The source that can help one understand this is the Catechism which grew out of Vatican II, the Catechism of the Catholic Church, and though I prefer some of the language—especially concerning capital punishment—from the first edition, the second edition is the accepted version; and I encourage all to read and study it as it is a marvelous document, and will resolve many of your concerns about Vatican II, if you have them.
This article from Chiesa examines the turmoil around Vatican II—in a discussion of the works of Romano Amerio—whose book Iota Unum is a must read.
An excerpt.
“ROME, July 12, 2010 – For a few days a new volume by Romano Amerio has been in Italian bookstores, the third of the author's "opera omnia" being published by Lindau.
“Amerio, who died in 1997 at the age of 92 in Lugano, Switzerland, was one of the greatest Christian intellectuals of the twentieth century.
“A philologist and philosopher of the first rank, Amerio became known all over the world for his book first published in 1985 and translated into multiple languages, entitled: "Iota Unum: A Study of Changes in the Catholic Church in the Twentieth Century."
“But this same book, precisely because of the ideas supported in it, got Amerio ostracized by almost the entirety of the Catholic world. An ostracism that has been lifted only recently, thanks in part to the republication of "Iota Unum."
“Amerio dedicated half a century to writing "Iota Unum." And this third volume of the "opera omnia" was written over a much longer span, from 1935 to 1996. It is entitled "Zibaldone," and – like the work of the same name by the poet Giacomo Leopardi – it is a collection of brief thoughts, aphorisms, stories, citations from classics, moral dialogues, commentaries on events of the day.
"With its more than seven hundred thoughts, "Zibaldone" is a sort of intellectual autobiography. In which the questions raised in "Iota Unum" are naturally present.

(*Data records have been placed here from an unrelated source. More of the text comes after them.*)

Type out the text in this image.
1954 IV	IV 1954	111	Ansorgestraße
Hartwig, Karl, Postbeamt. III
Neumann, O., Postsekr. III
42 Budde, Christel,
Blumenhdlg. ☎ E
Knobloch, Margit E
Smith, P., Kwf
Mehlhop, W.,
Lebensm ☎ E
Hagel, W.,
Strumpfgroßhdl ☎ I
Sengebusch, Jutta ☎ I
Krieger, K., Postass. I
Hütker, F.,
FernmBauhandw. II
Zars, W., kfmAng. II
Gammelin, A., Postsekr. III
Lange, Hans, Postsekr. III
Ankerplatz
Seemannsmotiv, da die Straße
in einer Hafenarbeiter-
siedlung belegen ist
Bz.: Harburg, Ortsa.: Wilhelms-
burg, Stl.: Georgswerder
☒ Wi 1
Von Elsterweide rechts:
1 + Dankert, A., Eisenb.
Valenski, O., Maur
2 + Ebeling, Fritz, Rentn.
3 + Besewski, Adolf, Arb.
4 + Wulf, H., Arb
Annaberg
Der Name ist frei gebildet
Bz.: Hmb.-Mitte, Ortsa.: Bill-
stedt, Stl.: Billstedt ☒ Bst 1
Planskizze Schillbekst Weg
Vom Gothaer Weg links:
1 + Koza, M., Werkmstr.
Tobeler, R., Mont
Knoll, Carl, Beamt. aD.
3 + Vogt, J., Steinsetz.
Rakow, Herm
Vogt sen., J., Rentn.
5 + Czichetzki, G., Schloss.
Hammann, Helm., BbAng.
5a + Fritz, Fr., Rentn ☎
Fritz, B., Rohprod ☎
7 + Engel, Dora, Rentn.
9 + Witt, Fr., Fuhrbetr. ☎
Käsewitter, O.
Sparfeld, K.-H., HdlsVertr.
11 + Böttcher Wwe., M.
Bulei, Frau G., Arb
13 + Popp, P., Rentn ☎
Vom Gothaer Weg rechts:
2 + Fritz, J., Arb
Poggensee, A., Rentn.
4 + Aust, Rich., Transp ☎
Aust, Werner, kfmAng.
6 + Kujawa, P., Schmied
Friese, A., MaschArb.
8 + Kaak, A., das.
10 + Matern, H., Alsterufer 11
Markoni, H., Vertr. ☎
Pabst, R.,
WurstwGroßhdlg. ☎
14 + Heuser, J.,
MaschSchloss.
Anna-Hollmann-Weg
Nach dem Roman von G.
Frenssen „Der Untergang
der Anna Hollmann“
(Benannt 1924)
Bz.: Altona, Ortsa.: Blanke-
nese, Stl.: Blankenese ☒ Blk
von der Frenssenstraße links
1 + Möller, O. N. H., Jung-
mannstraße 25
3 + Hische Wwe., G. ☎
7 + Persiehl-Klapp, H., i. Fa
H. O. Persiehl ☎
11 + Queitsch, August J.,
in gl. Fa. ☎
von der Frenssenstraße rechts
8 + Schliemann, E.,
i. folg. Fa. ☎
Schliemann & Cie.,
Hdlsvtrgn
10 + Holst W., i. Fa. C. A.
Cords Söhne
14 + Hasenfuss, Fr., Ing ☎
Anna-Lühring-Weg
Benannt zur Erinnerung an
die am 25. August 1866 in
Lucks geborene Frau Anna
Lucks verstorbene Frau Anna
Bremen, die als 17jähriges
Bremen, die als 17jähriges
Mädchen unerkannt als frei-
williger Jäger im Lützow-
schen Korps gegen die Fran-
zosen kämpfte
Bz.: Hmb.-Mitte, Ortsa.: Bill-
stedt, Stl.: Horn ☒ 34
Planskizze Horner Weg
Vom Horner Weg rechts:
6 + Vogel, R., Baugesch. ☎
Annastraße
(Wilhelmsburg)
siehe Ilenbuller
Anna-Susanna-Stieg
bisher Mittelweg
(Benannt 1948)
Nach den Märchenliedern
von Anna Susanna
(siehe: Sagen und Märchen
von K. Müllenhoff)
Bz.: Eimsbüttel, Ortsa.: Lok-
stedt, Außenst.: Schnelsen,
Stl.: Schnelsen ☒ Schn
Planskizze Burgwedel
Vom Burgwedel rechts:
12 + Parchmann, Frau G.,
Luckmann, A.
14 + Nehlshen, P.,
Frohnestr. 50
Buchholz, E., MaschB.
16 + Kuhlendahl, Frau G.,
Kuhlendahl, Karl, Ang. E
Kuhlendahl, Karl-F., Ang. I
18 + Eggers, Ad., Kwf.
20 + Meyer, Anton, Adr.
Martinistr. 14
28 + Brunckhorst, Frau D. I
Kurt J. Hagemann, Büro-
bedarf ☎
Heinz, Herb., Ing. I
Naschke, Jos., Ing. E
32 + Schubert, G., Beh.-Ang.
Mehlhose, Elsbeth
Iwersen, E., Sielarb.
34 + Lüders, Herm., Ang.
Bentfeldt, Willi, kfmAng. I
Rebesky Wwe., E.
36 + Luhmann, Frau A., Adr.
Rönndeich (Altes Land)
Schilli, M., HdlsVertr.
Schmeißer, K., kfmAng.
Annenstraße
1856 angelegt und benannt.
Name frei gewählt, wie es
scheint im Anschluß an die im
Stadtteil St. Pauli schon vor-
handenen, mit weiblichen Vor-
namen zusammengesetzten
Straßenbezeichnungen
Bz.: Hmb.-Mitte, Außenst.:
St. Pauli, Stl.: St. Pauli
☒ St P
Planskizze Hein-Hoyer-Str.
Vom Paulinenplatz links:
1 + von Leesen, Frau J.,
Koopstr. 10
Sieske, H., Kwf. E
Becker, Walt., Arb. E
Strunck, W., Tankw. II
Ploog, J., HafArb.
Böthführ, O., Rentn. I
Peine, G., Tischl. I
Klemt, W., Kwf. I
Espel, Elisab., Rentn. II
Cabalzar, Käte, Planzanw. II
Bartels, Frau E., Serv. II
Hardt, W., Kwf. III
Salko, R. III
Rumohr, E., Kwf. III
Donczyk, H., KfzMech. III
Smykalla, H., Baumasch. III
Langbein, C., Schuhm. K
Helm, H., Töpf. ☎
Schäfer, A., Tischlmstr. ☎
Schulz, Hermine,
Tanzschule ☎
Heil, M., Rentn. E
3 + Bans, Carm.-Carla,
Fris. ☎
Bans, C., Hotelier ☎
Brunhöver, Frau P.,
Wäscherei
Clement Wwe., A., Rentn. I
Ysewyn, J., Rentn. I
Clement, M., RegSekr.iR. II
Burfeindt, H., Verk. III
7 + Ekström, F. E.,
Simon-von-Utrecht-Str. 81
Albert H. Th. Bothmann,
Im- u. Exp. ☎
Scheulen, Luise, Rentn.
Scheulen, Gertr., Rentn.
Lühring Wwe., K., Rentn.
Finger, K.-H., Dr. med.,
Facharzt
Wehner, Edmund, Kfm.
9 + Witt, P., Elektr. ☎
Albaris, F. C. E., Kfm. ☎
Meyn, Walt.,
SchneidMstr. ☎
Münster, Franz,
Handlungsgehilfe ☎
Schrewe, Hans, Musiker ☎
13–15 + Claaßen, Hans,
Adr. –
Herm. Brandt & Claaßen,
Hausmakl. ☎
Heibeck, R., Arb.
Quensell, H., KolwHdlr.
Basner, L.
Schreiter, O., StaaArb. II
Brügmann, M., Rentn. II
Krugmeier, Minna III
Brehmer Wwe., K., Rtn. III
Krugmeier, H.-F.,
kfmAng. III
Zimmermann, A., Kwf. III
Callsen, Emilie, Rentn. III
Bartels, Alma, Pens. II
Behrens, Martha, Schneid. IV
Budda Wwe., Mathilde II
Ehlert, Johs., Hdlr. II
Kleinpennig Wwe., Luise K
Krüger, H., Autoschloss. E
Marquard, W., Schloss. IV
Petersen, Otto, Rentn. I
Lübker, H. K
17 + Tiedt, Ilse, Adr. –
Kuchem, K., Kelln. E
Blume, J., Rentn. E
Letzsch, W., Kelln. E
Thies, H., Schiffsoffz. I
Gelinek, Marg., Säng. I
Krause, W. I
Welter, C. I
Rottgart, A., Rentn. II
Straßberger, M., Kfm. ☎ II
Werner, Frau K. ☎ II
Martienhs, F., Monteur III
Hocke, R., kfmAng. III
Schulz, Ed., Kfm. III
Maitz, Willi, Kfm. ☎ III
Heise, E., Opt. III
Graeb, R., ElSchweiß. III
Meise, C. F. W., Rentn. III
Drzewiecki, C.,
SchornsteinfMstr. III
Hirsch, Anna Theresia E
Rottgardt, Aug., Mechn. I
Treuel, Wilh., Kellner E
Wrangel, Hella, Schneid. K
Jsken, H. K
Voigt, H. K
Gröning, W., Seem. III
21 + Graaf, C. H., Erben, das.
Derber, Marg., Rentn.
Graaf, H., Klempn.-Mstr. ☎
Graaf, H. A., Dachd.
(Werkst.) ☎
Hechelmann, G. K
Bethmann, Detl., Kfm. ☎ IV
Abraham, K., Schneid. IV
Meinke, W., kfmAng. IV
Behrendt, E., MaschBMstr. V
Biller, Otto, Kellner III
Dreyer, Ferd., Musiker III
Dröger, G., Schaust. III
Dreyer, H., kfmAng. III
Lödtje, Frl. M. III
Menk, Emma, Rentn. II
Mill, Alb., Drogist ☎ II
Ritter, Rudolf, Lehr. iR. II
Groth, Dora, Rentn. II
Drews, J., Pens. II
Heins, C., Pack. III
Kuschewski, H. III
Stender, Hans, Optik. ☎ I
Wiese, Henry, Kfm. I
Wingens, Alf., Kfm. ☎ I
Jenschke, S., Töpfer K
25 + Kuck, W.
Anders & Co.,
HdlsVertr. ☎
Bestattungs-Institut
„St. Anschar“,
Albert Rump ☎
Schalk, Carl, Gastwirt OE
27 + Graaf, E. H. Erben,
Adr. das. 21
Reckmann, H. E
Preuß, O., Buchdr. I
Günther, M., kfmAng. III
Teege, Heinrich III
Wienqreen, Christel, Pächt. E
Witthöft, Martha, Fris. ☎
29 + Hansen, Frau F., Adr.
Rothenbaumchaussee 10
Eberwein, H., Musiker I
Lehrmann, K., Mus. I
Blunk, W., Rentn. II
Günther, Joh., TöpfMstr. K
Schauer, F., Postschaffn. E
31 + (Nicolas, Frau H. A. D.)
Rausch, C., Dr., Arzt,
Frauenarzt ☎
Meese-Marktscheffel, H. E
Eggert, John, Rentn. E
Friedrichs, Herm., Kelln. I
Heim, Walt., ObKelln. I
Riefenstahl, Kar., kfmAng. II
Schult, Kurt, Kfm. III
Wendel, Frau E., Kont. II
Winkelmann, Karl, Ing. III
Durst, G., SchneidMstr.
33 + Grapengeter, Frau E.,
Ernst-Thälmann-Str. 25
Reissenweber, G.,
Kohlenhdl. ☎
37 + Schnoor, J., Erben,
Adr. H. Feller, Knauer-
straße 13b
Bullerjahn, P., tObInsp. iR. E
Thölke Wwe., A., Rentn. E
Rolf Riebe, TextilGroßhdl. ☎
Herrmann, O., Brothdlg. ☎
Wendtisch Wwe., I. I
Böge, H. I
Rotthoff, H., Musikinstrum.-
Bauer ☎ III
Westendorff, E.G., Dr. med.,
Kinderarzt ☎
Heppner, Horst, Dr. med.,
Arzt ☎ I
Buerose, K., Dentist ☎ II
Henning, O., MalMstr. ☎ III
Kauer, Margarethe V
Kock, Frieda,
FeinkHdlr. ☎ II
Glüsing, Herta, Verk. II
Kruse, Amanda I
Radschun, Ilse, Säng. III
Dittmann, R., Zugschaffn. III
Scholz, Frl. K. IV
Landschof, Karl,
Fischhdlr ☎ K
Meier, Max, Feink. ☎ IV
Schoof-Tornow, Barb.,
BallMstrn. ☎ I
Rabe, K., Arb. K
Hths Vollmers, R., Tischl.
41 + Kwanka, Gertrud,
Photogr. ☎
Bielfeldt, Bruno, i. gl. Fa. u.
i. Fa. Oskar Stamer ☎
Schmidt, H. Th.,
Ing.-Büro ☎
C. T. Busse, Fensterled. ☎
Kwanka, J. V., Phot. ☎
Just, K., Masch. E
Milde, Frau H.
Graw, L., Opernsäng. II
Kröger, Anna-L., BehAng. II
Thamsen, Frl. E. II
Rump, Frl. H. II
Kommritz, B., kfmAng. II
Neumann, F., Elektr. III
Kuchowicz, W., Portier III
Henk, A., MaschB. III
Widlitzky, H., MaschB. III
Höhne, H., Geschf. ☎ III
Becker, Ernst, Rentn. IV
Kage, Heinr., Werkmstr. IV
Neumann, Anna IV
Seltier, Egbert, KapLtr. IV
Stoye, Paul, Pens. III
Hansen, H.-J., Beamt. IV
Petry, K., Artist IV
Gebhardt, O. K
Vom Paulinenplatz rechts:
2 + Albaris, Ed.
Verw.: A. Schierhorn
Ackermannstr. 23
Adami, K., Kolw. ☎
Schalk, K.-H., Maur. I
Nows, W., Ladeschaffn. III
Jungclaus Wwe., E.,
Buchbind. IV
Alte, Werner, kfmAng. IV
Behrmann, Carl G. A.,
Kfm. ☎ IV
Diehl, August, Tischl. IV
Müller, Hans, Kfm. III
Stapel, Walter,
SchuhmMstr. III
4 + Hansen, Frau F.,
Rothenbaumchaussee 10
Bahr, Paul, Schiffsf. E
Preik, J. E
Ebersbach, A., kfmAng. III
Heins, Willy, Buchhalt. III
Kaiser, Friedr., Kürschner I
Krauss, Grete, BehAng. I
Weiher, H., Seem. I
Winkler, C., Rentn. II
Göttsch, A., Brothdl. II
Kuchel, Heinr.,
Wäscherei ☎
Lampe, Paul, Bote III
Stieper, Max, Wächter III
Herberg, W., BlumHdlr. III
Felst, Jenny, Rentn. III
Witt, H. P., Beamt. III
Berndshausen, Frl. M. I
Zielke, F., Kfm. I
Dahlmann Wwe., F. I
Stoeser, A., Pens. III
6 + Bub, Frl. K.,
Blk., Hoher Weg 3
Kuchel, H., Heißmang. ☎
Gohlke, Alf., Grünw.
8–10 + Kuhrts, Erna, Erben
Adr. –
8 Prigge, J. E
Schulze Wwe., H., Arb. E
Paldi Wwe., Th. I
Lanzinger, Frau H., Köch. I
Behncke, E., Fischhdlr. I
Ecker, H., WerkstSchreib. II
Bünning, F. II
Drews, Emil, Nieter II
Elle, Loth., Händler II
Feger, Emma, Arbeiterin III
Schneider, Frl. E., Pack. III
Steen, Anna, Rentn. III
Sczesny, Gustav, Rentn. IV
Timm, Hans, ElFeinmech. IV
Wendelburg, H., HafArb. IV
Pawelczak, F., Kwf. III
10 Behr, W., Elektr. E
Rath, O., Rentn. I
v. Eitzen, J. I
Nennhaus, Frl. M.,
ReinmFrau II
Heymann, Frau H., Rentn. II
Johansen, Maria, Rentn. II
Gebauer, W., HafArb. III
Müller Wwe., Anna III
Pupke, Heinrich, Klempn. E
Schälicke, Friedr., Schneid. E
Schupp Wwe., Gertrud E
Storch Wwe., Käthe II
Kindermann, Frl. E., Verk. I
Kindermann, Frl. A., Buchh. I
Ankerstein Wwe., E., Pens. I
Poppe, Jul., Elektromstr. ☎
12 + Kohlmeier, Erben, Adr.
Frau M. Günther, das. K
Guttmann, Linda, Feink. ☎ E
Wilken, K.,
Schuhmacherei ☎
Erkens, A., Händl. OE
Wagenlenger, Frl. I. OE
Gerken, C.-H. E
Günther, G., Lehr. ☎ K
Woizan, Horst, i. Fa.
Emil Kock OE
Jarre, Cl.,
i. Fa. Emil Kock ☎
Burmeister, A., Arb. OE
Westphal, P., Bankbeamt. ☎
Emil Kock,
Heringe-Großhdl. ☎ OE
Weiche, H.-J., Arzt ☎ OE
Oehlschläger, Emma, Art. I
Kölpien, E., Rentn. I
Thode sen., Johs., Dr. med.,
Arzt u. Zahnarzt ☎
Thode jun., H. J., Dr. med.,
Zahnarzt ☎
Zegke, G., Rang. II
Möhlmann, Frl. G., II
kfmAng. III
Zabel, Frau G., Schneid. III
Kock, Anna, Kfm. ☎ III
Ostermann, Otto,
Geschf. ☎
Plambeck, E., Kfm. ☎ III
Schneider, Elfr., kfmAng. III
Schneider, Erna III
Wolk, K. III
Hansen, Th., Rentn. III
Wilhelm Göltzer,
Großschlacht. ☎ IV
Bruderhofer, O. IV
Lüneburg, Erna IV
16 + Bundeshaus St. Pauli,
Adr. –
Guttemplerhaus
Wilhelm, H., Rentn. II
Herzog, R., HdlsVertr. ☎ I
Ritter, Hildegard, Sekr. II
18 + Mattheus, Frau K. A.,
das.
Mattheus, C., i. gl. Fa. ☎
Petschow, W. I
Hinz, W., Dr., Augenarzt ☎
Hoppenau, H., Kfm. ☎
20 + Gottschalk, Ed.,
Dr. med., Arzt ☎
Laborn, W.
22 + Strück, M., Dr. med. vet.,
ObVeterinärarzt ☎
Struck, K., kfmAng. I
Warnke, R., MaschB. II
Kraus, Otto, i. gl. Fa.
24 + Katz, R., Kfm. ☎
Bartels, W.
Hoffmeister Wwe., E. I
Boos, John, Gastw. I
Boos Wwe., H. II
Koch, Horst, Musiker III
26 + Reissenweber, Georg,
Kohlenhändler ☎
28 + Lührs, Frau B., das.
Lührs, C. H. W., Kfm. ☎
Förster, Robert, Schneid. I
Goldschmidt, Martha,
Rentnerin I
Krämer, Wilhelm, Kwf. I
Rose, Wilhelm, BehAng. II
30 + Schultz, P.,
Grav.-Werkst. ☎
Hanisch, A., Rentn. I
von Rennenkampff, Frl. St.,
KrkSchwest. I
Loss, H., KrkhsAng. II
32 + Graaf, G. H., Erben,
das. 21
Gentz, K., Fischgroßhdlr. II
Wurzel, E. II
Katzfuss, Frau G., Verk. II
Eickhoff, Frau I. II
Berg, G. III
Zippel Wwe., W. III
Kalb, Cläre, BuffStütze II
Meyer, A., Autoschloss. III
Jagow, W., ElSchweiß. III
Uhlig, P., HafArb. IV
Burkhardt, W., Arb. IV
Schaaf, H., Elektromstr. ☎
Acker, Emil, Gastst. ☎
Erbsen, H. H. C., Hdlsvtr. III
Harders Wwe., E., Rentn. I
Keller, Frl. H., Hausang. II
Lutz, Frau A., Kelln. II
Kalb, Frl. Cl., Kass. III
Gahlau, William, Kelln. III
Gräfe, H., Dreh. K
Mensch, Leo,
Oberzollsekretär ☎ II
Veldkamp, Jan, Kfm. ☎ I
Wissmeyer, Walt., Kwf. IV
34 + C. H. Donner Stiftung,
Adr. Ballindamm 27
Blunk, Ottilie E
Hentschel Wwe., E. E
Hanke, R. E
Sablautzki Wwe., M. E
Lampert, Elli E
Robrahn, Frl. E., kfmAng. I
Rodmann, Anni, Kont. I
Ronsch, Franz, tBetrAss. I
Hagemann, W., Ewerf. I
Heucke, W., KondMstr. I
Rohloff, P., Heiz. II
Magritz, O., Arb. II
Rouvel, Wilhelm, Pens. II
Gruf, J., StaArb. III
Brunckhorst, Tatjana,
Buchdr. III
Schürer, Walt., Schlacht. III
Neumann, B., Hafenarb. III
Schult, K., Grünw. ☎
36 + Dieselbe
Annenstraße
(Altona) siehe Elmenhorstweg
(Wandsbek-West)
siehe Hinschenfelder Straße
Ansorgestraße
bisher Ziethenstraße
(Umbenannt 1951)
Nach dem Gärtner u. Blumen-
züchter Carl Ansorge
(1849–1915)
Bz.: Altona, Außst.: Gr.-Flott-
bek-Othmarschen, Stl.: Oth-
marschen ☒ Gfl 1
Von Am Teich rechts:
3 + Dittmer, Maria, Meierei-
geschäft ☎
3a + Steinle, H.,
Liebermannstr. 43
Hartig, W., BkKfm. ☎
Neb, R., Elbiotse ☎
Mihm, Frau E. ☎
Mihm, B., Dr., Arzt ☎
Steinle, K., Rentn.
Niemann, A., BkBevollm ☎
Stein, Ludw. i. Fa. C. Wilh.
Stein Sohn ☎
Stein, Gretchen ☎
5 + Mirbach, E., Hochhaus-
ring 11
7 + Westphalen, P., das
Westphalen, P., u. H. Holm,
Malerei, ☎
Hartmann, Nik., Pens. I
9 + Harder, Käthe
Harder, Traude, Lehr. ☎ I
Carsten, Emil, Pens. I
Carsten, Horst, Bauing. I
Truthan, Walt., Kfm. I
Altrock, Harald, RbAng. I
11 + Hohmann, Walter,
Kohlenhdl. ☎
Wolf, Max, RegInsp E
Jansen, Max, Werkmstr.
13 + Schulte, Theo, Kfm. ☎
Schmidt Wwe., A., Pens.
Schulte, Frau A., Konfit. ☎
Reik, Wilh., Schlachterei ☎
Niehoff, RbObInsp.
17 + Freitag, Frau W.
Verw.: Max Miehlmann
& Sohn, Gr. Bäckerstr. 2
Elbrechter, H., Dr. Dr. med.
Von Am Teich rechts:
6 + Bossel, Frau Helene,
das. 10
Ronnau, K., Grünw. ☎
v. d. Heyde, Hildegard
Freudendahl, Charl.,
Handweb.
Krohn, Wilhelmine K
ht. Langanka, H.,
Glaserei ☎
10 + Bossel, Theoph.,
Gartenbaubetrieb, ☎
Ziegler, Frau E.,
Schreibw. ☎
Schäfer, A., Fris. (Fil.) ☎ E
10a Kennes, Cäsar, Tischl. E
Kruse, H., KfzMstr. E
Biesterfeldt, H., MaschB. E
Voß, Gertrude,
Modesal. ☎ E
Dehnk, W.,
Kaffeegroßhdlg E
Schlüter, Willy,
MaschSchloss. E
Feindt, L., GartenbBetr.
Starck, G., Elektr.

“Like, for example, in this entry dated May 2, 1995:
"The self-demolition of the Church deplored by Paul VI in the famous speech at the Lombard Seminary on September 11, 1974, is becoming clearer by the day. Even during the council itself, Cardinal Heenan (Primate of England) complained that the bishops had ceased exercising the office of the magisterium, but comforted himself with the observation that this office was fully preserved in the Roman pontificate. The observation was and is false. Today the episcopal magisterium has ceased, and that of the pope as well. Today the magisterium is exercised by theologians who have shaped all of the opinions of the Christian people, and have disqualified the dogma of the faith. I heard an astonishing demonstration of this while listening to the theologian of Radio Maria last night. With boldness and great tranquility, he denied articles of the faith. He taught [...] that the pagans to whom the Gospel is not proclaimed, if they follow the dictates of natural justice and try to seek God with sincerity, will go to the beatific vision. This modern doctrine goes back to the ancient Church, but it was always condemned as error. But the ancient theologians, while they held firm the dogma of the faith, nevertheless felt all of the difficulty that dogma encounters, and tried to overcome it with profound thinking. The modern theologians, however, do not perceive the intrinsic difficulties of dogma, but run straight to the 'lectio facilior,' sweeping all the doctrinal decrees of the magisterium under the rug. And they do not realize that by doing this they negate the value of baptism and the entire supernatural order, our whole religion. Rejection of the magisterium is widespread on other points as well. Hell, the immortality of the soul, the resurrection of the body, the immutability of God, the historicity of Christ, the unlawfulness of sodomy, the sacred and indissoluble nature of matrimony, the natural law, the primacy of the divine are other arguments in which the magisterium of the theologians has eliminated the magisterium of the Church. This arrogance of the theologians is the most visible phenomenon of self-demolition."
“From this strongly critical analysis, which he also applied to Vatican Council II, Amerio drew out what Enrico Maria Radaelli, his faithful disciple and editor of the publication of his master's works, calls the "great dilemma at the heart of Christianity today."
“The dilemma is whether there has been continuity or rupture in the magisterium of the Church before and after Vatican II.”